Stalker0 said:
You can't just fix this without completely changing the system, especially the complexities, and then retoll everything based on that.
I save to disbelieve!
But seriously:
Look at what happens to the math when you let the party undo (Complexity+1) failures and assume +9+levelMod as the standard skill level. You get a 50/50 success failure split. Plenty of room from there to juggle challenge design in how you give them them those failure undos, and where you let them pick up bonuses to tip them over 50% odds.
For me, the big breakthrough was realizing that the permutation distribution for the possible rolls fell on Pascal's Triangle.
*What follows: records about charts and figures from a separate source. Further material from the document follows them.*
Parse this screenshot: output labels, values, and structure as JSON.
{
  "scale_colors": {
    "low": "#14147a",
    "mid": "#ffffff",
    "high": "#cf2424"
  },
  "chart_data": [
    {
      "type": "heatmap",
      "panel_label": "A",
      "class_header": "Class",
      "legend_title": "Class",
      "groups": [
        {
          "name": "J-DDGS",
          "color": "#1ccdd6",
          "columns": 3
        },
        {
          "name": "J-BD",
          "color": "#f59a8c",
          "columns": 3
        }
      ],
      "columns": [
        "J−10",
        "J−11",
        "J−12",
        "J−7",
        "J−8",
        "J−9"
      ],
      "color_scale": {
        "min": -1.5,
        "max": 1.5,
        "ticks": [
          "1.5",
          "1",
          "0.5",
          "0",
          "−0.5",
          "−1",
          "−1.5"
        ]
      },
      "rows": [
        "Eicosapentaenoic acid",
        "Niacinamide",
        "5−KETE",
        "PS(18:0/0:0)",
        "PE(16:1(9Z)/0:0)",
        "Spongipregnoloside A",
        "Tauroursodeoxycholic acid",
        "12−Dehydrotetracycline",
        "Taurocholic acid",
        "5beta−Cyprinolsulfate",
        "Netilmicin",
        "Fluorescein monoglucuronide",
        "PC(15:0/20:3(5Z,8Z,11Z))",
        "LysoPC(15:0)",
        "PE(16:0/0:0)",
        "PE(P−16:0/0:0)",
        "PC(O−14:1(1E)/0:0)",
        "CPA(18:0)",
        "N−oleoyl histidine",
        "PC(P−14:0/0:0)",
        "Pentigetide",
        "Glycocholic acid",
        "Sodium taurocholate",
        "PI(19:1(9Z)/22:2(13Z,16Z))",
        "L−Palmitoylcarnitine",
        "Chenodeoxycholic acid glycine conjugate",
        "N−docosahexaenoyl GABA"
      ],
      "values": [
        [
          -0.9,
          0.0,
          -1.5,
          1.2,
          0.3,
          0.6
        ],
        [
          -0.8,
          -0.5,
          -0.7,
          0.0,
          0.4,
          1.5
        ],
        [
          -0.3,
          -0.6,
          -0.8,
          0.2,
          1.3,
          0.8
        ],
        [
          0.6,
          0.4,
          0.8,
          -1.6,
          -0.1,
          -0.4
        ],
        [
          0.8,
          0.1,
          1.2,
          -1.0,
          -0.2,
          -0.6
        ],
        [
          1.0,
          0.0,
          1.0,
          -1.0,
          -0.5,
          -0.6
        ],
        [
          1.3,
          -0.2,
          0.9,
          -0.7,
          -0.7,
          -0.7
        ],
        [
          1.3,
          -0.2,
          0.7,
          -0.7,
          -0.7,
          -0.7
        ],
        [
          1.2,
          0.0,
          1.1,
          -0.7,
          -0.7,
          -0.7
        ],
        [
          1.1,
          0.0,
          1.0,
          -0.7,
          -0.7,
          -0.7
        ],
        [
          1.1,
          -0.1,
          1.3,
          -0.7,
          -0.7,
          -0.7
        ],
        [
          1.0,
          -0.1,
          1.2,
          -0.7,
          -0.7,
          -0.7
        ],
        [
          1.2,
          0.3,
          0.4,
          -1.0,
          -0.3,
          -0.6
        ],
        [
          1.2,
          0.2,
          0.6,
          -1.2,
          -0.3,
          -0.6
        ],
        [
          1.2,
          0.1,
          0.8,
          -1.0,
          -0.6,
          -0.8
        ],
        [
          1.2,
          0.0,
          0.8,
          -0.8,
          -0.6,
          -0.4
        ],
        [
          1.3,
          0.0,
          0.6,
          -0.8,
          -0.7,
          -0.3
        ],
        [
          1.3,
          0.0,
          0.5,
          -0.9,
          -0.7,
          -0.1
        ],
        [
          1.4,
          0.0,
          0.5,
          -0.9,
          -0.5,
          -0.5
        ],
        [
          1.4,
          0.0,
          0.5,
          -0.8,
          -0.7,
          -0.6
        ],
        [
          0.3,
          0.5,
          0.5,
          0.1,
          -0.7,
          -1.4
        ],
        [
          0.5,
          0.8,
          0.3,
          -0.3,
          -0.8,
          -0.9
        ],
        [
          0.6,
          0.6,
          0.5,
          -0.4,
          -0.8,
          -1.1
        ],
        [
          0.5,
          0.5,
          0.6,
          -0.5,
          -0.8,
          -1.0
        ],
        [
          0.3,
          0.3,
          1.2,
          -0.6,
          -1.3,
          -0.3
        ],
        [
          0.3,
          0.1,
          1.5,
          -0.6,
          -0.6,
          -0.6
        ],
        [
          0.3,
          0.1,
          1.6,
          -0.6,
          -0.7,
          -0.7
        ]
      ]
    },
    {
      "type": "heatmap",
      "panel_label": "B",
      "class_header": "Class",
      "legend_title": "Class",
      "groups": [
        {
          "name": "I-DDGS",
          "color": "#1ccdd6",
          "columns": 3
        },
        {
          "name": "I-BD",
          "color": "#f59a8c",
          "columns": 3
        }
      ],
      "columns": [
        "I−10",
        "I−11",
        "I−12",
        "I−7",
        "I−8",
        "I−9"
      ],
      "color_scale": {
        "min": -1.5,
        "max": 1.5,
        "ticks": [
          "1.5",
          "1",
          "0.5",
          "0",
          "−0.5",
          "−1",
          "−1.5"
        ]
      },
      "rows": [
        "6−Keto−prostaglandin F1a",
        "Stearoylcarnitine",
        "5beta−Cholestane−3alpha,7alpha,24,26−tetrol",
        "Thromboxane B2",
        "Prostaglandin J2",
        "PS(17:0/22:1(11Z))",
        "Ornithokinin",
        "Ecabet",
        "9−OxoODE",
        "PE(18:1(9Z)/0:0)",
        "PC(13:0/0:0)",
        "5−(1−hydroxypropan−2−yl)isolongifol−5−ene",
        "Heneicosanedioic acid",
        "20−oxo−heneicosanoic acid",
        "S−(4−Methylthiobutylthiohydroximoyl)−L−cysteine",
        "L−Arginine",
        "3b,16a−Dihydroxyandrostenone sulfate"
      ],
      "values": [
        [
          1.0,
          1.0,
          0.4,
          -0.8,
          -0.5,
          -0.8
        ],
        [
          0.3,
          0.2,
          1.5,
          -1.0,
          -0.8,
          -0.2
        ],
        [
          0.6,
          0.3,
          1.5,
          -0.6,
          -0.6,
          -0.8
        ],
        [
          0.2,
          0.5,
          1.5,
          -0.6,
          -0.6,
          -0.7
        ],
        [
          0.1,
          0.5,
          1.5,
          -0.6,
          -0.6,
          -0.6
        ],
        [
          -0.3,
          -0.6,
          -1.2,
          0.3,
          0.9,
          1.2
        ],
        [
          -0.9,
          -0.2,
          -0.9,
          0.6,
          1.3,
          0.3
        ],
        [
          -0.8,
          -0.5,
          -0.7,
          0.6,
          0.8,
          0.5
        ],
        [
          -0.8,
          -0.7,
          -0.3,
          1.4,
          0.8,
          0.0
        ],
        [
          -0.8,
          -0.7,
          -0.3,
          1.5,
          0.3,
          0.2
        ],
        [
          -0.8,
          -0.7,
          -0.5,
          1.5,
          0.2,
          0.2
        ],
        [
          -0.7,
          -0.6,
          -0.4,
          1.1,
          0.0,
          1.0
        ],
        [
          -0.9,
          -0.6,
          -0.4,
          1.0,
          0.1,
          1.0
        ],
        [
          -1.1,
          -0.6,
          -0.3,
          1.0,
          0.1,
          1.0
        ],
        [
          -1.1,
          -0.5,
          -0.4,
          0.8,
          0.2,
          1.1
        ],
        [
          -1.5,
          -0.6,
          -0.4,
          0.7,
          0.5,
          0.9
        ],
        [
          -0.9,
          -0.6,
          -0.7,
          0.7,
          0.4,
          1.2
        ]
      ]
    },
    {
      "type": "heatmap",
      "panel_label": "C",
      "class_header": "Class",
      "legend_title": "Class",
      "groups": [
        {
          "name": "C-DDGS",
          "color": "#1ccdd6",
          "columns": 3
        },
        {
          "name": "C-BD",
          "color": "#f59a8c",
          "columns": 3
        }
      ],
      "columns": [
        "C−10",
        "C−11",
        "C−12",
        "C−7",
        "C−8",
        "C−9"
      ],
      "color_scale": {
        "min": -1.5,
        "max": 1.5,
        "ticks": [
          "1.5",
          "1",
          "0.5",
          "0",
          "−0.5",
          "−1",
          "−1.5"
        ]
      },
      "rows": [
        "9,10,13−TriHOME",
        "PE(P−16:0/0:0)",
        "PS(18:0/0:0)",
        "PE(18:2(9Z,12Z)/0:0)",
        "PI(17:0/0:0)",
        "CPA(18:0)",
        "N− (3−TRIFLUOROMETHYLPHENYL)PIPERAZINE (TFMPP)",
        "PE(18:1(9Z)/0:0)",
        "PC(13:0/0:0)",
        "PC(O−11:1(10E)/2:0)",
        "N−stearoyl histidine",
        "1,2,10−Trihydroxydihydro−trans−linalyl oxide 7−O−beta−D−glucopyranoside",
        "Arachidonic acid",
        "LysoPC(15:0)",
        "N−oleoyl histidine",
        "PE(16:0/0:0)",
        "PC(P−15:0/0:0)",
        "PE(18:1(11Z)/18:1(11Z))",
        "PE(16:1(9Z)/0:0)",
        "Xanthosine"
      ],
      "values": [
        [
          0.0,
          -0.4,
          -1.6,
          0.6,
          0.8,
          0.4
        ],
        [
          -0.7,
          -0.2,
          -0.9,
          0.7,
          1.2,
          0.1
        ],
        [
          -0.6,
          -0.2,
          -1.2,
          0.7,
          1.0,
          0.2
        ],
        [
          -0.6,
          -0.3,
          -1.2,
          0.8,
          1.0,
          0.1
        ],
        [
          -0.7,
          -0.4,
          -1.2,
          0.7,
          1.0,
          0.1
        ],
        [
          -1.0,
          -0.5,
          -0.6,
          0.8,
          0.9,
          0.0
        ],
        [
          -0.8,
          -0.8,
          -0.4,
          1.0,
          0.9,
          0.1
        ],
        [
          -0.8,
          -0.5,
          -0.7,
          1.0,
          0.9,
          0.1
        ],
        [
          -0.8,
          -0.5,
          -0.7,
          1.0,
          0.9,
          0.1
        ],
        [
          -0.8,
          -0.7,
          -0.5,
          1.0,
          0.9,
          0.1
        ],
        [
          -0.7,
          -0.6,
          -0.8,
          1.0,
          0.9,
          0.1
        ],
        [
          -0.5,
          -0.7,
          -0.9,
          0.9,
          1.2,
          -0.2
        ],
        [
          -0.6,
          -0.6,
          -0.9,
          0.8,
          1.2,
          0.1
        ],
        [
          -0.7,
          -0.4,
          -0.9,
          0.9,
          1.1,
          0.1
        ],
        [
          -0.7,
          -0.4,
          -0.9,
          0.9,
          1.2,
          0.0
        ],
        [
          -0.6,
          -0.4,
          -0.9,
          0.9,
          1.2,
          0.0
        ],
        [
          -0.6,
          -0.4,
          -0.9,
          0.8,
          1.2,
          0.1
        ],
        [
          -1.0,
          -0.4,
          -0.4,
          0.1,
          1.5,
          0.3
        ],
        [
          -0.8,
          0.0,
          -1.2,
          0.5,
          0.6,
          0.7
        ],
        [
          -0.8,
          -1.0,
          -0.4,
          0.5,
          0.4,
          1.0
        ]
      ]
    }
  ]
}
(See: http://en.wikipedia.org/wiki/Pascal's_triangle )
Once you spot this, you see that you can get your players back to even odds (if their individual skill checks are even odds) by giving them the remaining half of the triangle, rather than just a 3rd off to one wing.
Indulge me. Pull up the wikipedia link above. Scroll down until you get to the 16 row triangle.
Now look at row 5 (row 6, if you count the 0 at the top), the one that goes:
1 5 10 10 5 1
This is our row that represents a complexity 1 challenge.
That is:
There's at most 5 rolls of the dice.
1 possible version is all successes.
5 possible versions are all but one success.
10 possible versions are all but two successes.
10 possible versions are all but two failures.
5 possible versions are all but one failure.
1 possible version is all failures.
Right now, only the first two possibilities are considered to pass the check. If we can push the third in, we can get back to balance. - 16 out of 32 ways to succeed, 16 out of 32 ways to fail. If we fail as often as we succeed on the individual die rolls, badda bing, badda boom. 50% chance.
And this is where the idea of designing failure forgiveness into challenges comes in. Make sense?